眉を曇らせて気遣わしげに聞いてくる彼女に、俺はいつも甘えてしまう。

「結構いい感じだと思ってたんだけどね〜 なんで伝わらないかなぁ? 好きなのにさ、ウソっぽいとかヒドイよね〜」

「そう言われちゃったの?」

シリアスになり過ぎないように軽い口調で話す俺に、彼女は呆れることもなく話を聞いてくれる。

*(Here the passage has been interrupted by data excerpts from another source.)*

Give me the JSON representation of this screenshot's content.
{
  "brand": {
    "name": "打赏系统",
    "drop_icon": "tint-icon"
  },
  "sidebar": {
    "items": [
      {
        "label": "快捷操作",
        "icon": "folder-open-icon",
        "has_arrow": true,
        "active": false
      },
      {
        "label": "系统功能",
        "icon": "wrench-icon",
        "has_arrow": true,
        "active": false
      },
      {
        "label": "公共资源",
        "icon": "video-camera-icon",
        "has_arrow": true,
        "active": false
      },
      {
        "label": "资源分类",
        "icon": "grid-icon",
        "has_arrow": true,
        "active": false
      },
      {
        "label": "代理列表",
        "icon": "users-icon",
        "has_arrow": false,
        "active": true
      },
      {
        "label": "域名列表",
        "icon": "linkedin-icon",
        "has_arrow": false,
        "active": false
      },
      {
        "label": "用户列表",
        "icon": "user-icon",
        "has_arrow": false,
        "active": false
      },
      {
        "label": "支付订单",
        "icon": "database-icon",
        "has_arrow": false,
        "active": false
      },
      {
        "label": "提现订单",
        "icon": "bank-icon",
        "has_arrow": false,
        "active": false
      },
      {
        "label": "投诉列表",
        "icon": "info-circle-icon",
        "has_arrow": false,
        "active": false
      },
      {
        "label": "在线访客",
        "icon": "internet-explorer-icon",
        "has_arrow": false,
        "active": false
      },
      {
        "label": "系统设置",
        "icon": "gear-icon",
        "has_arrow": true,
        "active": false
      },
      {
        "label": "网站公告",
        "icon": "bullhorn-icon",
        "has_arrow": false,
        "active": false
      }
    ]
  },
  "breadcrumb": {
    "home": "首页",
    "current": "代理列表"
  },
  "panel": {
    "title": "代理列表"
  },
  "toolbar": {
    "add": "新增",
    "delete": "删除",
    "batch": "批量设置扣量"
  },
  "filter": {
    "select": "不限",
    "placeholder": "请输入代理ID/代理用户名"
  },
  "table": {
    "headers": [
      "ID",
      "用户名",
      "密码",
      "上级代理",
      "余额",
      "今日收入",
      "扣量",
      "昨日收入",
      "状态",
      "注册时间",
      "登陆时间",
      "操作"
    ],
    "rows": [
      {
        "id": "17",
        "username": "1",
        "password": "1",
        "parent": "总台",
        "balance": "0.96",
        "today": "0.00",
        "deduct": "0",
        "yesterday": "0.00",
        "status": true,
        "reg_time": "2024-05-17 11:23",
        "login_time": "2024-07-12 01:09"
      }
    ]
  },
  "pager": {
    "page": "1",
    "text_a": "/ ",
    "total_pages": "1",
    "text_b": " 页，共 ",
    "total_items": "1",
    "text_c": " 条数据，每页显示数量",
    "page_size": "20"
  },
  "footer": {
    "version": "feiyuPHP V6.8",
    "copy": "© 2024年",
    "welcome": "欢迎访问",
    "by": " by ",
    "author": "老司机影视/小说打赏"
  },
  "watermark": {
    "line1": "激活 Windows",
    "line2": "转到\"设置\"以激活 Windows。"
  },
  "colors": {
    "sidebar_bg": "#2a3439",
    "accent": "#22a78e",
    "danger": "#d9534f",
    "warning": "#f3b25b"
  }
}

「そうなんだよ〜 『いきなり好きって言われても信じられない』って…俺は愛に時間は関係ないって思うんだけどなぁ。」

「そうだね。」

「やっぱりさ、そう思うよねっ!?」

彼女が同意してくれたことが嬉しくて、思わず机の上にあった彼女の両手を握った。

初めて触れた彼女の手は小さくて柔らかくて、当たり前だけれど、女の子の手だった。

「うん。好きだと思ったら…どうしようもないよね。」

「なまえちゃん…。」

今、彼女は誰のことを思い浮かべたのだろうか。

「なまえちゃんは……誰か好きな人、いるの?」

そういう表情をしていた、ように思う。

「…いるよ。」

少し視線を落とした彼女の頬が淡く染まっている。

「その人に告白しないの?」

どうしてだろう。

胸の中がザワザワしている。

なんだか落ち着かなくて、俺は握っていた彼女の手をそっと離した。

「しないよ。困らせてしまうもの。その人は私のことなんか好きじゃないから。」

悲しそうな顔でそんなふうに言う彼女の姿に、胸がズキズキと痛む。

「でもさ、まだ分かんないじゃん! これからだって!」

「ううん、絶対に困るよ。」

「そんなことないって。なまえちゃんは可愛いし良い子だから……大丈夫、だよ。」

なんか、今の俺は上手く笑えていない気がする。

「……ありがとう。」

彼女は静かに言って、伏せていた目を上げる。

「なまえ、ちゃん…?」

「好きなの。私、千石くんのことが好き。」

俺をまっすぐに見て微笑んだ彼女は、とても綺麗だった。

けれど、すぐに泣きそうに歪んだ彼女の顔。

「ね、困ったでしょ?」

「あ……いや…」

「いいよ、なにも言わなくて。…じゃあね。」

立ち上がった彼女は自分の鞄を持つと、言葉を見つけられない俺を置いて教室を出て行った。

「ちょっと、……待ってよ…」

イマイチ回らない頭で考える。

自分が彼女に甘えてしまう理由。

彼女に好きな人がいると知って動揺した理由。

「……ダメ過ぎじゃん、俺。」

俺は何も持たずに教室を飛び出した。